Kids love apples; according to a study, Fruit Consumption by Youth in the United States, apples account for 18.9% of fruit intake among youth aged 2 to 19 years. Bananas are second in popularity, and melons third. Kids are also meeting their daily recommended serving of whole fruit (1 to 2 cups), consuming about 1.25 cups a day (53% of their total fruit intake).
While it’s great news that kids are consuming whole fruit, the study, which analyzed data from 3,219 youth, shows that juice doesn’t trail far behind: More than a third of kids’ total fruit intake comes from fruit juices, which are high in sugar, low in fiber, and damaging to the teeth. Excessive juice consumption has also been shown to contribute to childhood obesity.
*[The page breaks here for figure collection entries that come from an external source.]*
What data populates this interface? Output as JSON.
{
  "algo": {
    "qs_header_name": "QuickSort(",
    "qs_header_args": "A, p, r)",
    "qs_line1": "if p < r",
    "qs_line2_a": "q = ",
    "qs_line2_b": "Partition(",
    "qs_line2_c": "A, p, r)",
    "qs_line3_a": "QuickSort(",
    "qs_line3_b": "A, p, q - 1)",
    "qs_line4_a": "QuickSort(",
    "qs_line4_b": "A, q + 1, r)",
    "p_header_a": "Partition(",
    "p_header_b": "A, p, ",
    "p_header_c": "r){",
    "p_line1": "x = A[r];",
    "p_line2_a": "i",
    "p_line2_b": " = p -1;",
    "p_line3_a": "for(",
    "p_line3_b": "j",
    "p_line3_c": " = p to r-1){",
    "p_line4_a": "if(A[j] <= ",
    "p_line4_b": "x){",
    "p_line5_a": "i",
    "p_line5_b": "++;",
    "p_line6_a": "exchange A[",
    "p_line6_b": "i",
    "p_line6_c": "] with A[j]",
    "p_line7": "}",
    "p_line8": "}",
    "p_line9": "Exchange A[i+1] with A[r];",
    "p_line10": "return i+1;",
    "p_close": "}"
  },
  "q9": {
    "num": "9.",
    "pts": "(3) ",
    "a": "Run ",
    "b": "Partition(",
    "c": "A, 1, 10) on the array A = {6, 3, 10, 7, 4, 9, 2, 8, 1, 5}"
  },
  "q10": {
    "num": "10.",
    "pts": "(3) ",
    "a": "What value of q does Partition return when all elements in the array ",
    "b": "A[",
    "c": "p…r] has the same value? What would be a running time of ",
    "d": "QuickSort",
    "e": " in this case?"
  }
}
“It’s simultaneously horrifying and not at all shocking that a full third of all ‘fruit’ being consumed by children is in juice form, a number that leaps to 40.9% in the under 5 crowd,” Yoni Freedhoff, assistant professor of family medicine at the University of Ottawa, tells Forbes.
“Juice is primarily water with a great deal of free sugar and hence is more fairly compared with soda, than the fruit it once came from.”
Freedhoff’s reminder is that if you don’t have to chew it to eat it, it’s not a fruit. Let’s buy more of the whole fruits kids love. Including them in the process can make a difference: Take them shopping with you, show them how to pick out the tastiest fruits, and prepare it with and for them in salads, frozen creations, or cut-up shapes. And don’t forget about apple picking!